Answer: Even in the most minor of cases where there is only minor property damage (scratches or small indentations) it is always a good idea to call the police to the scene. There is always a possibility that you will feel the impact and pain later on. Even if the police officer does not make an official report of the accident, he or she can get the information from the parties, identification and contact information for witnesses, usually referred to the Exchange of Information document.


IS THERE ANYTHING I SHOULD NOT DO AT THE SCENE OF THE ACCIDENT?

Answer: First and foremost, do not admit fault. Avoid saying things such as “I’m sorry” or “I didn’t see you”. Again, we are not telling you to lie in any way but, you may think you were at fault and admit liability when in fact you were not wholly or partially responsible for the accident. Don’t say you weren’t hurt. You probably are not aware of any injuries you may have at that moment. The adrenaline and shock may prevent you from feeling any pain at that moment. Injuries or pain from injuries from automobile accidents may not show up for a couple of days, or even weeks later. 


I WAS A PASSENGER IN A FRIEND’S CAR AND WAS SERIOUSLY INJURED WHEN MY FRIEND CAUSED AN ACCIDENT. IF MY FRIEND WAS AT FAULT FOR THE ACCIDENT DO I HAVE ANY RIGHTS?

Answer: Yes. You have the right to seek compensation from your friend’s insurance company, so long as your friend carried Bodily Injury additional coverage on their Insurance Policy. In Florida this Bodily Injury (BI) protection is optional. You must find out if they have such insurance. If not then maybe you or your immediate relatives have Uninsured Motorist (UM) coverage on their policy which may be applicable.  

Your friend has an obligation to drive safely not only to prevent hitting other vehicles, but also to prevent injury to his or her passengers. Do not be embarrassed or ashamed, it was your friend’s responsibility to ensure your safety. Your friend’s Insurance will most likely settle the claim before a law suit has to be filed. In Florida, people purchase insurance to avoid having to be financially responsible to pay for an accident they may cause. Your friend is no exception. Let the insurance company cover your medical bills, pain and suffering, and loss of income if appropriate.


IT’S BEEN TWO WEEKS SINCE THE ACCIDENT AND THIS MORNING WHEN I GOT UP, I HAD A SEVERELY SORE AND STIFF NECK, BACK, AND SHOULDERS. COULD THIS BE DUE TO THE ACCIDENT?

Answer: Yes. It is not at all unusual for injuries from a traffic accident to show up several days, even weeks, after the accident. We encourage anyone injured to get checked by medical professionals prior to and/or within fourteen (14) days from the accident. Florida PIP Law will allow payments relating to the accident if a person gets examined or undergoes medical treatment within such time. You should make an appointment with your physician for evaluation. Your primary care physician may prescribe muscle relaxants and pain killers, and/or refer you for physical therapy. Alternatively, you may wish to call an experienced personal injury lawyer, who often may be able to guide you in choosing a physician who specializes in this type of injury.

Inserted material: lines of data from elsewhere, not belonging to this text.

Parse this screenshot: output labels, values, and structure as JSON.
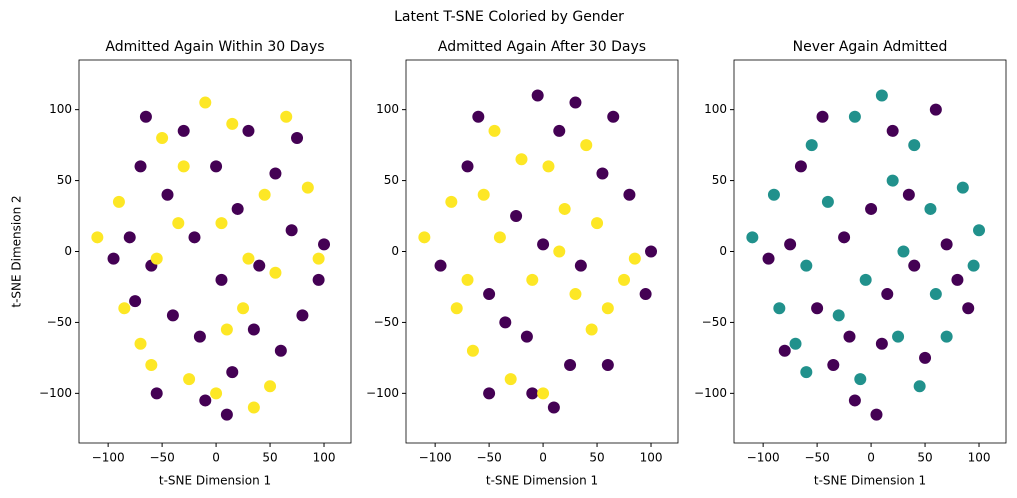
{
  "title": "Latent T-SNE Coloried by Gender",
  "chart_data": [
    {
      "type": "scatter",
      "title": "Admitted Again Within 30 Days",
      "xlabel": "t-SNE Dimension 1",
      "ylabel": "t-SNE Dimension 2",
      "xlim": [
        -127,
        125
      ],
      "ylim": [
        -135,
        135
      ],
      "xticks": [
        {
          "value": -100,
          "label": "−100"
        },
        {
          "value": -50,
          "label": "−50"
        },
        0,
        50,
        100
      ],
      "yticks": [
        {
          "value": -100,
          "label": "−100"
        },
        {
          "value": -50,
          "label": "−50"
        },
        0,
        50,
        100
      ],
      "series": [
        {
          "color": "#440154",
          "x": [
            -95,
            -80,
            -75,
            -60,
            -45,
            -40,
            -30,
            -20,
            -15,
            -10,
            0,
            5,
            10,
            20,
            30,
            35,
            40,
            55,
            60,
            70,
            75,
            80,
            95,
            100,
            -55,
            -70,
            -65,
            15
          ],
          "values": [
            -5,
            10,
            -35,
            -10,
            40,
            -45,
            85,
            10,
            -60,
            -105,
            60,
            -20,
            -115,
            30,
            85,
            -55,
            -10,
            55,
            -70,
            15,
            80,
            -45,
            -20,
            5,
            -100,
            60,
            95,
            -85
          ]
        },
        {
          "color": "#fde725",
          "x": [
            -110,
            -90,
            -85,
            -70,
            -55,
            -50,
            -35,
            -25,
            -10,
            0,
            5,
            15,
            25,
            35,
            45,
            50,
            55,
            65,
            85,
            95,
            -60,
            -30,
            10,
            30
          ],
          "values": [
            10,
            35,
            -40,
            -65,
            -5,
            80,
            20,
            -90,
            105,
            -100,
            20,
            90,
            -40,
            -110,
            40,
            -95,
            -15,
            95,
            45,
            -5,
            -80,
            60,
            -55,
            -5
          ]
        }
      ]
    },
    {
      "type": "scatter",
      "title": "Admitted Again After 30 Days",
      "xlabel": "t-SNE Dimension 1",
      "xlim": [
        -127,
        125
      ],
      "ylim": [
        -135,
        135
      ],
      "xticks": [
        {
          "value": -100,
          "label": "−100"
        },
        {
          "value": -50,
          "label": "−50"
        },
        0,
        50,
        100
      ],
      "yticks": [
        {
          "value": -100,
          "label": "−100"
        },
        {
          "value": -50,
          "label": "−50"
        },
        0,
        50,
        100
      ],
      "series": [
        {
          "color": "#440154",
          "x": [
            -95,
            -70,
            -60,
            -50,
            -35,
            -25,
            -15,
            -5,
            0,
            10,
            15,
            25,
            30,
            35,
            55,
            60,
            65,
            80,
            100,
            95,
            -10,
            -50
          ],
          "values": [
            -10,
            60,
            95,
            -30,
            -50,
            25,
            -60,
            110,
            5,
            -110,
            85,
            -80,
            105,
            -10,
            55,
            -80,
            95,
            40,
            0,
            -30,
            -100,
            -100
          ]
        },
        {
          "color": "#fde725",
          "x": [
            -110,
            -85,
            -80,
            -65,
            -55,
            -40,
            -30,
            -10,
            0,
            5,
            15,
            20,
            30,
            40,
            45,
            50,
            60,
            75,
            85,
            -45,
            -20,
            -70
          ],
          "values": [
            10,
            35,
            -40,
            -70,
            40,
            10,
            -90,
            -20,
            -100,
            60,
            0,
            30,
            -30,
            75,
            -55,
            20,
            -40,
            -20,
            -5,
            85,
            65,
            -20
          ]
        }
      ]
    },
    {
      "type": "scatter",
      "title": "Never Again Admitted",
      "xlabel": "t-SNE Dimension 1",
      "xlim": [
        -127,
        125
      ],
      "ylim": [
        -135,
        135
      ],
      "xticks": [
        {
          "value": -100,
          "label": "−100"
        },
        {
          "value": -50,
          "label": "−50"
        },
        0,
        50,
        100
      ],
      "yticks": [
        {
          "value": -100,
          "label": "−100"
        },
        {
          "value": -50,
          "label": "−50"
        },
        0,
        50,
        100
      ],
      "series": [
        {
          "color": "#21918c",
          "x": [
            -110,
            -90,
            -85,
            -70,
            -60,
            -55,
            -40,
            -30,
            -15,
            -5,
            10,
            20,
            25,
            30,
            40,
            45,
            55,
            60,
            70,
            85,
            95,
            -10,
            -60,
            100
          ],
          "values": [
            10,
            40,
            -40,
            -65,
            -10,
            75,
            35,
            -45,
            95,
            -20,
            110,
            50,
            -60,
            0,
            75,
            -95,
            30,
            -30,
            -60,
            45,
            -10,
            -90,
            -85,
            15
          ]
        },
        {
          "color": "#440154",
          "x": [
            -95,
            -75,
            -65,
            -50,
            -45,
            -25,
            -20,
            -15,
            0,
            5,
            15,
            20,
            35,
            40,
            50,
            60,
            70,
            80,
            90,
            -35,
            -80,
            10
          ],
          "values": [
            -5,
            5,
            60,
            -40,
            95,
            10,
            -60,
            -105,
            30,
            -115,
            -30,
            85,
            40,
            -10,
            -75,
            100,
            5,
            -20,
            -40,
            -80,
            -70,
            -65
          ]
        }
      ]
    }
  ]
}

HOW SOON AFTER I’VE BEEN INJURED IN A CAR ACCIDENT SHOULD I GET LEGAL REPRESENTATION?

 Answer: You should retain a lawyer as soon as possible. The insurance company will assign an adjuster to the case as soon as it is reported to them; usually the adjuster will want to take your statement as soon as possible. Do not give the adjuster a statement until you have talked an experienced personal injury lawyer.